João ‘Tristany’: Eu sinto essa responsabilidade e acho que todos os que lidam com black music ou com uma diáspora ou subcultura também a deveriam sentir. Mas não julgo ninguém por ter uma perspectiva diferente, eu não sou mais do que eles, são consequências da nossa sociedade. É importante que as gerações seguintes não tenham necessidade de roubar por fama ou queiram ser más só porque sim ou não mostrem sentimentos. Lembro-me de muitas madrugadas passadas com o Nuno em que ficávamos irritados porque os rapazes não davam valor ao que fazíamos. Era stressante. Mas entretanto compreendemos o que nos rodeia, e também tem muito que ver com essa invisibilidade.

Diogo Carvalho: Responsabilidade não será para mim a palavra, mas sim dívida. Pretendo mudar cabeças sobre o que é a LS, o que é a periferia de Lisboa e as suas zonas mais pobres. Não apenas relativamente aos afro-descendentes, isto é independente de raças ou códigos-postal. Daí que o vídeo do ‘Tirante’ tenha uma vibe muito realista e nada sensacionalista.

João ‘Tristany’: Nós andamos de comboio, andamos pela rua, subimos aos prédios, giramos com rapazes. É por aí que descodificamos a vida na zona. Não quero de todo romantizar porque não é fixe, há gente que passa mal e outros que não. Mas é uma cena tipo degredo no sentido em que as pessoas estão a estimular-se a ficar nesta situação porque há quem ache isto assim bonito.
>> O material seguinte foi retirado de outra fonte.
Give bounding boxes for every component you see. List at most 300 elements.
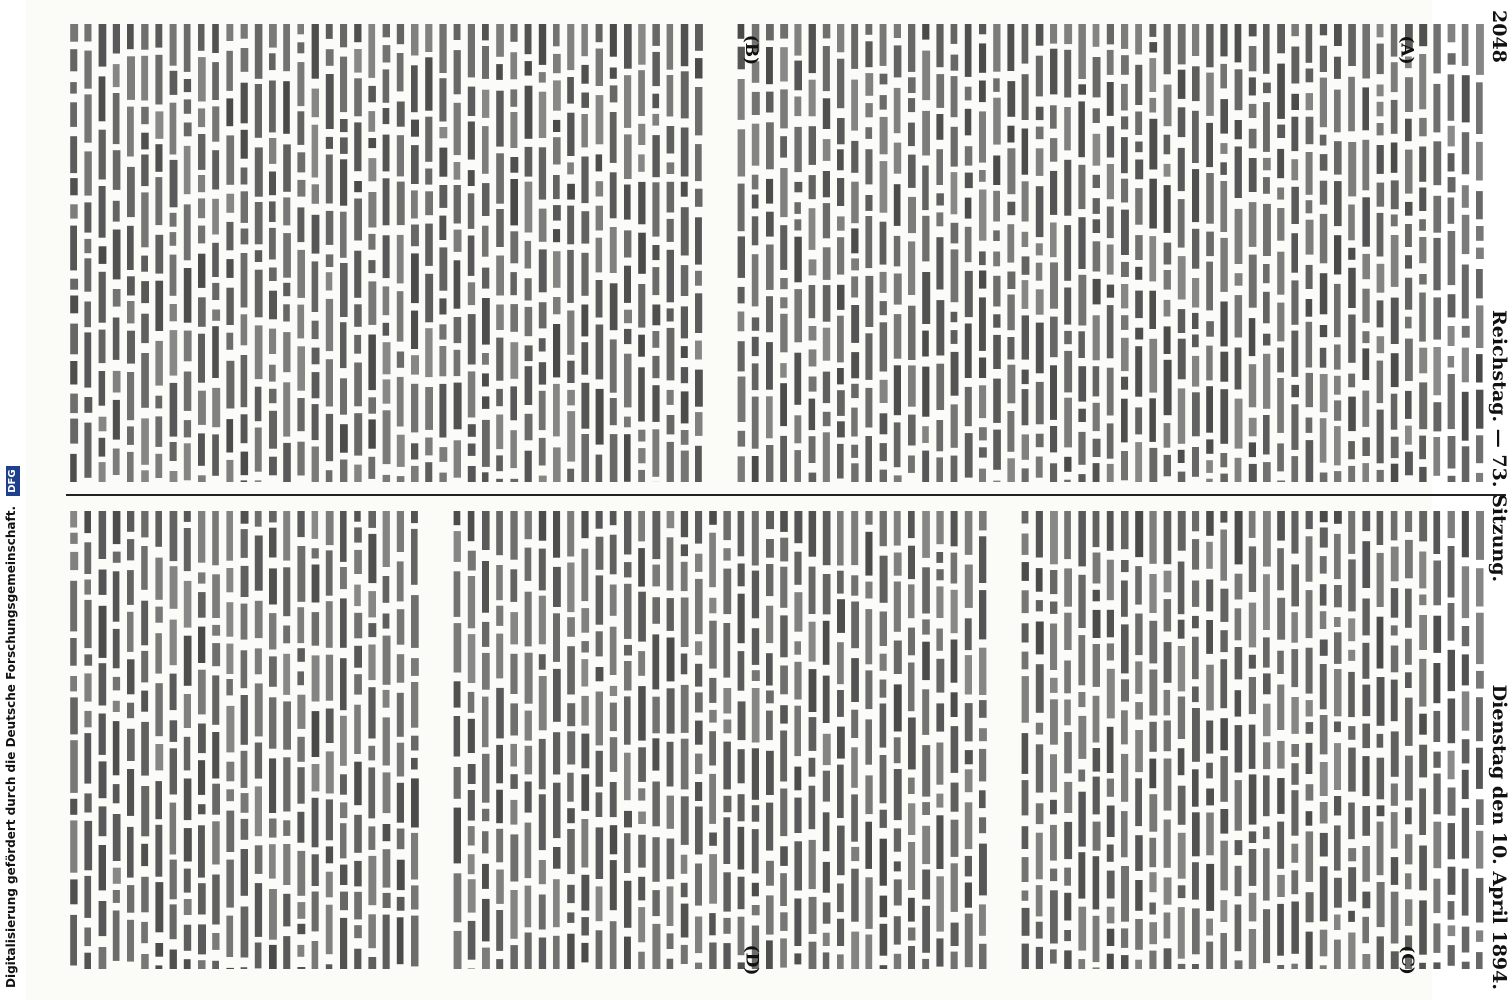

Romantizar estes estilos de vida acaba por perpetuar a pobreza e isso não é positivo para a comunidade e as gerações futuras. É o mesmo que dizer, ‘ah, eu não gosto do Julinho KSD ou do Apollo G porque não retratam mesmo a cena’, ou, ‘não gosto do NGA porque ele ostenta’, ou, ‘o [Allen] Halloween sim, fala [real]’. Todos retratam a vida que vivem.

Tristany, o teu som mudou profundamente desde o EP “Mente Real”. O rap e o hip hop não eram suficientes para traduzirem a tua visão?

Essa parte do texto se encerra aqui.